Cinéma Dans les Andes du XVIe siècle, deux enfants affrontent maîtres incas et conquistadors.

Récit initiatique, façon Tom Sawyer des Andes, Pachamama suit le périple de Tepulpaï au début du XVIe siècle. Un peu paresseux et égoïste, ce garçonnet échoue lors de la cérémonie annuelle du passage à l’âge adulte, dans son village où l’on vénère Pachamama, déesse de la Terre-mère.

Incas et monstres de métal

Mais Tepulpaï a le courage de se lancer sur les pistes dangereuses de la Cordillère des Andes pour récupérer la statue en or de Huaca, dieu protecteur de son village, dérobée par le percepteur cupide du Grand Inca, qui domine la région. Dans son périple, il est accompagné et aidé par la non moins courageuse et plus sérieuse Naïra.

Sur le chemin de la capitale inca Cuzco, les deux enfants affrontent divers dangers avant de croiser un messager épuisé qui, avant de mourir, les supplie de prévenir le Grand Inca de l’arrivée des "monstres de métal" - dans lesquels le spectateur moderne reconnaîtra les conquistadors espagnols. Naïra imagine de négocier ce message capital contre la restitution de Huaca. Mais la teneur du message provoque la colère du Grand Inca. Le lendemain, les conquistadors attaquent la cité, en quête d’or.

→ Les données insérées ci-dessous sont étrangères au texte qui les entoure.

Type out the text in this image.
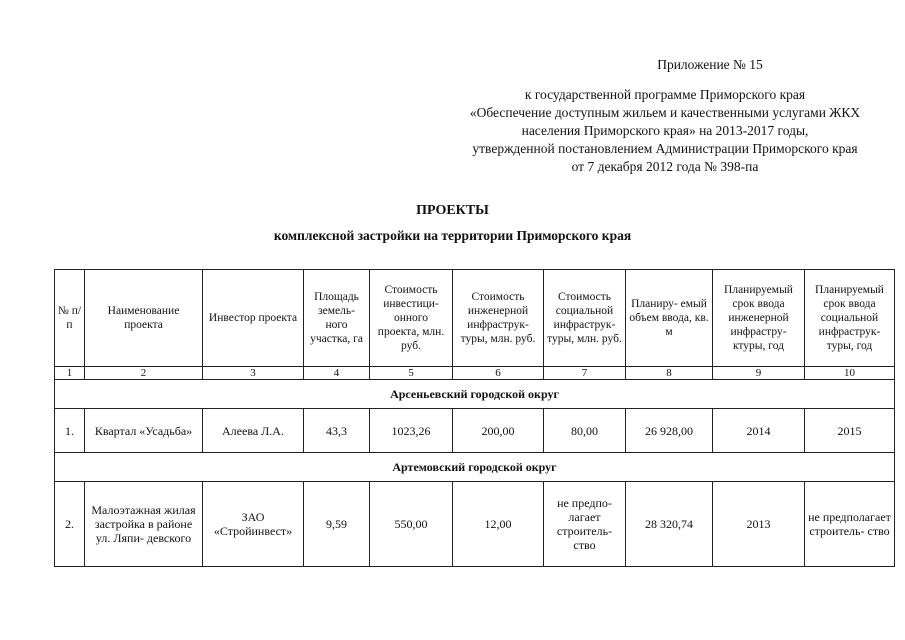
Приложение № 15
к государственной программе Приморского края
«Обеспечение доступным жильем и качественными услугами ЖКХ
населения Приморского края» на 2013-2017 годы,
утвержденной постановлением Администрации Приморского края
от 7 декабря 2012 года № 398-па
ПРОЕКТЫ
комплексной застройки на территории Приморского края
№ п/п	Наименование проекта	Инвестор проекта	Площадь земель- ного участка, га	Стоимость инвестици- онного проекта, млн. руб.	Стоимость инженерной инфраструк- туры, млн. руб.	Стоимость социальной инфраструк- туры, млн. руб.	Планиру- емый объем ввода, кв. м	Планируемый срок ввода инженерной инфрастру- ктуры, год	Планируемый срок ввода социальной инфраструк- туры, год
1	2	3	4	5	6	7	8	9	10
Арсеньевский городской округ									
1.	Квартал «Усадьба»	Алеева Л.А.	43,3	1023,26	200,00	80,00	26 928,00	2014	2015
Артемовский городской округ									
2.	Малоэтажная жилая застройка в районе ул. Ляпи- девского	ЗАО «Стройинвест»	9,59	550,00	12,00	не предпо- лагает строитель- ство	28 320,74	2013	не предполагает строитель- ство
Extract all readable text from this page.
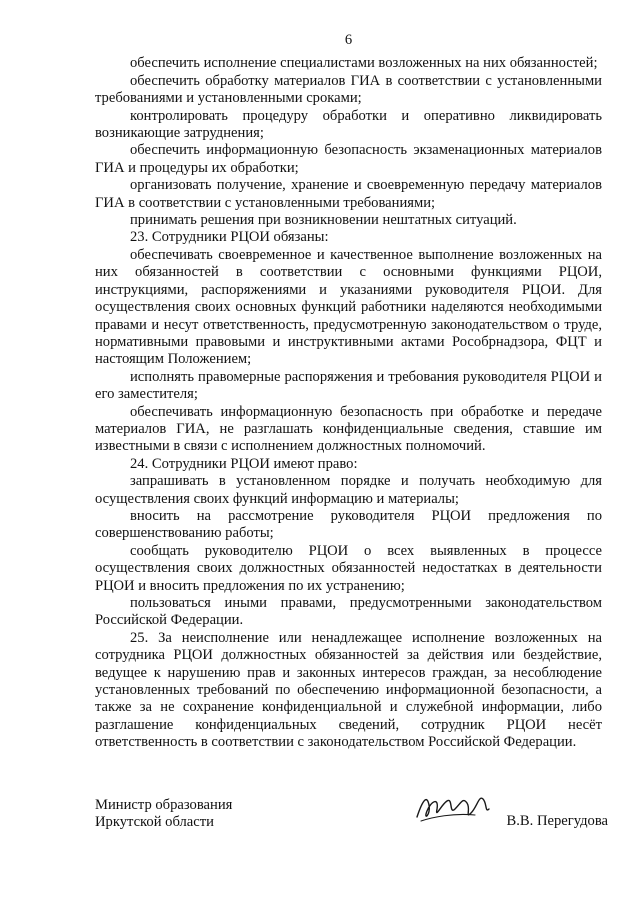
6

обеспечить исполнение специалистами возложенных на них обязанностей;

обеспечить обработку материалов ГИА в соответствии с установленными требованиями и установленными сроками;

контролировать процедуру обработки и оперативно ликвидировать возникающие затруднения;

обеспечить информационную безопасность экзаменационных материалов ГИА и процедуры их обработки;

организовать получение, хранение и своевременную передачу материалов ГИА в соответствии с установленными требованиями;

принимать решения при возникновении нештатных ситуаций.

23. Сотрудники РЦОИ обязаны:

обеспечивать своевременное и качественное выполнение возложенных на них обязанностей в соответствии с основными функциями РЦОИ, инструкциями, распоряжениями и указаниями руководителя РЦОИ. Для осуществления своих основных функций работники наделяются необходимыми правами и несут ответственность, предусмотренную законодательством о труде, нормативными правовыми и инструктивными актами Рособрнадзора, ФЦТ и настоящим Положением;

исполнять правомерные распоряжения и требования руководителя РЦОИ и его заместителя;

обеспечивать информационную безопасность при обработке и передаче материалов ГИА, не разглашать конфиденциальные сведения, ставшие им известными в связи с исполнением должностных полномочий.

24. Сотрудники РЦОИ имеют право:

запрашивать в установленном порядке и получать необходимую для осуществления своих функций информацию и материалы;

вносить на рассмотрение руководителя РЦОИ предложения по совершенствованию работы;

сообщать руководителю РЦОИ о всех выявленных в процессе осуществления своих должностных обязанностей недостатках в деятельности РЦОИ и вносить предложения по их устранению;

пользоваться иными правами, предусмотренными законодательством Российской Федерации.

25. За неисполнение или ненадлежащее исполнение возложенных на сотрудника РЦОИ должностных обязанностей за действия или бездействие, ведущее к нарушению прав и законных интересов граждан, за несоблюдение установленных требований по обеспечению информационной безопасности, а также за не сохранение конфиденциальной и служебной информации, либо разглашение конфиденциальных сведений, сотрудник РЦОИ несёт ответственность в соответствии с законодательством Российской Федерации.

Министр образования
Иркутской области	В.В. Перегудова
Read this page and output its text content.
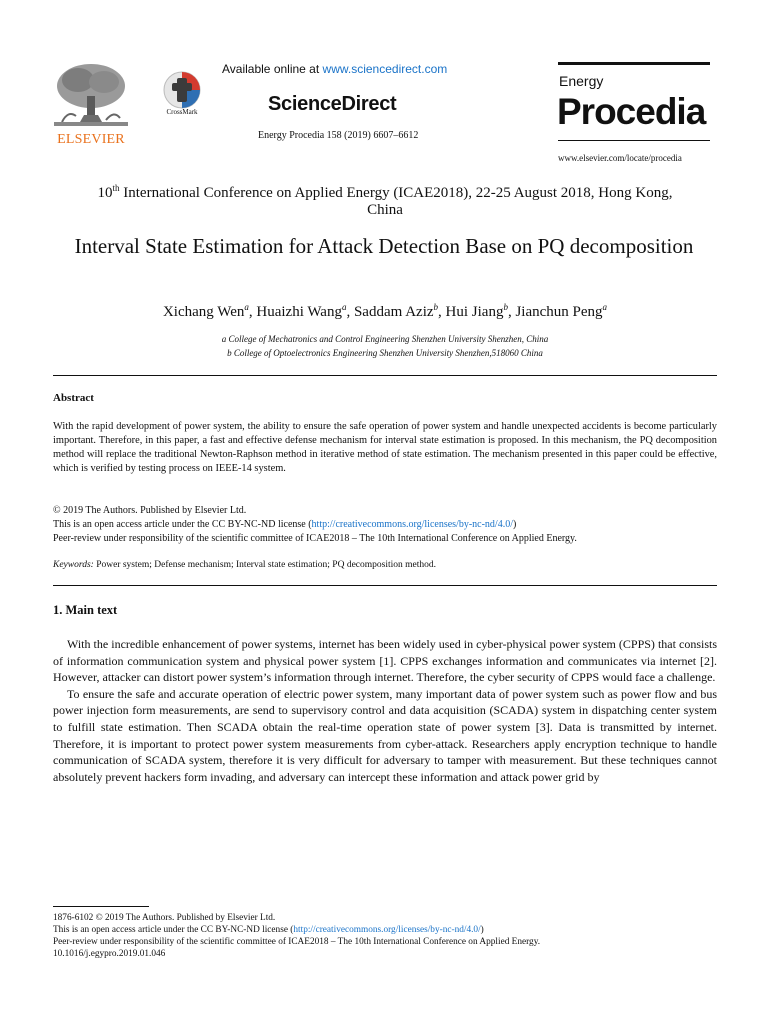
ELSEVIER
CrossMark
Available online at www.sciencedirect.com
ScienceDirect
Energy Procedia 158 (2019) 6607–6612
Energy
Procedia
www.elsevier.com/locate/procedia
10th International Conference on Applied Energy (ICAE2018), 22-25 August 2018, Hong Kong,
China
Interval State Estimation for Attack Detection Base on PQ decomposition
Xichang Wen$^a$, Huaizhi Wang$^a$, Saddam Aziz$^b$, Hui Jiang$^b$, Jianchun Peng$^a$
a College of Mechatronics and Control Engineering Shenzhen University Shenzhen, China
b College of Optoelectronics Engineering Shenzhen University Shenzhen,518060 China
Abstract
With the rapid development of power system, the ability to ensure the safe operation of power system and handle unexpected accidents is become particularly important. Therefore, in this paper, a fast and effective defense mechanism for interval state estimation is proposed. In this mechanism, the PQ decomposition method will replace the traditional Newton-Raphson method in iterative method of state estimation. The mechanism presented in this paper could be effective, which is verified by testing process on IEEE-14 system.
© 2019 The Authors. Published by Elsevier Ltd.
This is an open access article under the CC BY-NC-ND license (http://creativecommons.org/licenses/by-nc-nd/4.0/)
Peer-review under responsibility of the scientific committee of ICAE2018 – The 10th International Conference on Applied Energy.
Keywords: Power system; Defense mechanism; Interval state estimation; PQ decomposition method.
1. Main text

With the incredible enhancement of power systems, internet has been widely used in cyber-physical power system (CPPS) that consists of information communication system and physical power system [1]. CPPS exchanges information and communicates via internet [2]. However, attacker can distort power system’s information through internet. Therefore, the cyber security of CPPS would face a challenge.

To ensure the safe and accurate operation of electric power system, many important data of power system such as power flow and bus power injection form measurements, are send to supervisory control and data acquisition (SCADA) system in dispatching center system to fulfill state estimation. Then SCADA obtain the real-time operation state of power system [3]. Data is transmitted by internet. Therefore, it is important to protect power system measurements from cyber-attack. Researchers apply encryption technique to handle communication of SCADA system, therefore it is very difficult for adversary to tamper with measurement. But these techniques cannot absolutely prevent hackers form invading, and adversary can intercept these information and attack power grid by

1876-6102 © 2019 The Authors. Published by Elsevier Ltd.
This is an open access article under the CC BY-NC-ND license (http://creativecommons.org/licenses/by-nc-nd/4.0/)
Peer-review under responsibility of the scientific committee of ICAE2018 – The 10th International Conference on Applied Energy.
10.1016/j.egypro.2019.01.046
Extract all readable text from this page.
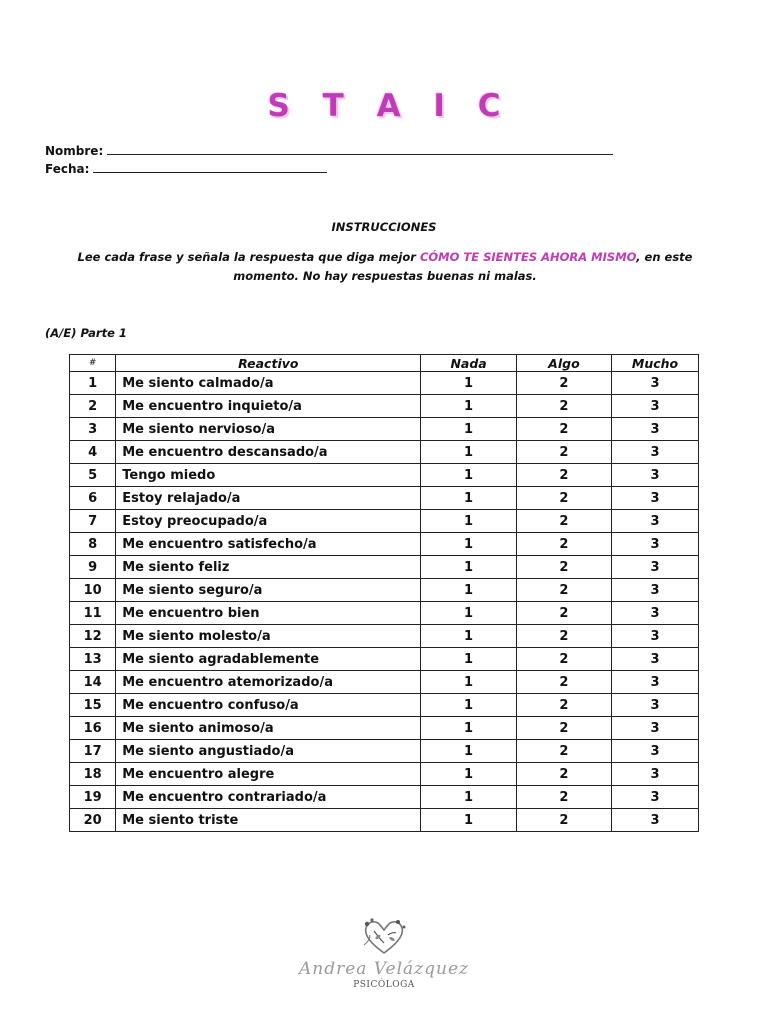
S T A I C
Nombre:
Fecha:
INSTRUCCIONES
Lee cada frase y señala la respuesta que diga mejor CÓMO TE SIENTES AHORA MISMO, en este momento. No hay respuestas buenas ni malas.
(A/E) Parte 1
#	Reactivo	Nada	Algo	Mucho
1	Me siento calmado/a	1	2	3
2	Me encuentro inquieto/a	1	2	3
3	Me siento nervioso/a	1	2	3
4	Me encuentro descansado/a	1	2	3
5	Tengo miedo	1	2	3
6	Estoy relajado/a	1	2	3
7	Estoy preocupado/a	1	2	3
8	Me encuentro satisfecho/a	1	2	3
9	Me siento feliz	1	2	3
10	Me siento seguro/a	1	2	3
11	Me encuentro bien	1	2	3
12	Me siento molesto/a	1	2	3
13	Me siento agradablemente	1	2	3
14	Me encuentro atemorizado/a	1	2	3
15	Me encuentro confuso/a	1	2	3
16	Me siento animoso/a	1	2	3
17	Me siento angustiado/a	1	2	3
18	Me encuentro alegre	1	2	3
19	Me encuentro contrariado/a	1	2	3
20	Me siento triste	1	2	3
Andrea Velázquez
PSICÓLOGA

Pachamama allie les contraires. Complexe et simple à la fois. Luxuriant visuellement, avec sa 3D stylisée au rendu 2D. Une production mondialisée (réalisateur argentin, production française) qui rend hommage à une civilisation disparue. Une réflexion historique critique sur les méfaits de la colonisation qui est aussi un conte écologique face à une urgence bien présente. Tout cela pour un jeune public. Ouf ! Les ambitions de Pachamama de Juan Antin sont grandes.

Happy end de circonstance

Sur la forme, Pachamama en est à la hauteur, œuvre qui se distingue qualitativement (de sa direction artistique à sa musique) du tout-venant du cinéma d’animation familial. On reconnaît la qualité artistique et l’intégrité des films portés par le producteur français Didier Brunner (des Triplettes de Belleville à Grand méchant Renard).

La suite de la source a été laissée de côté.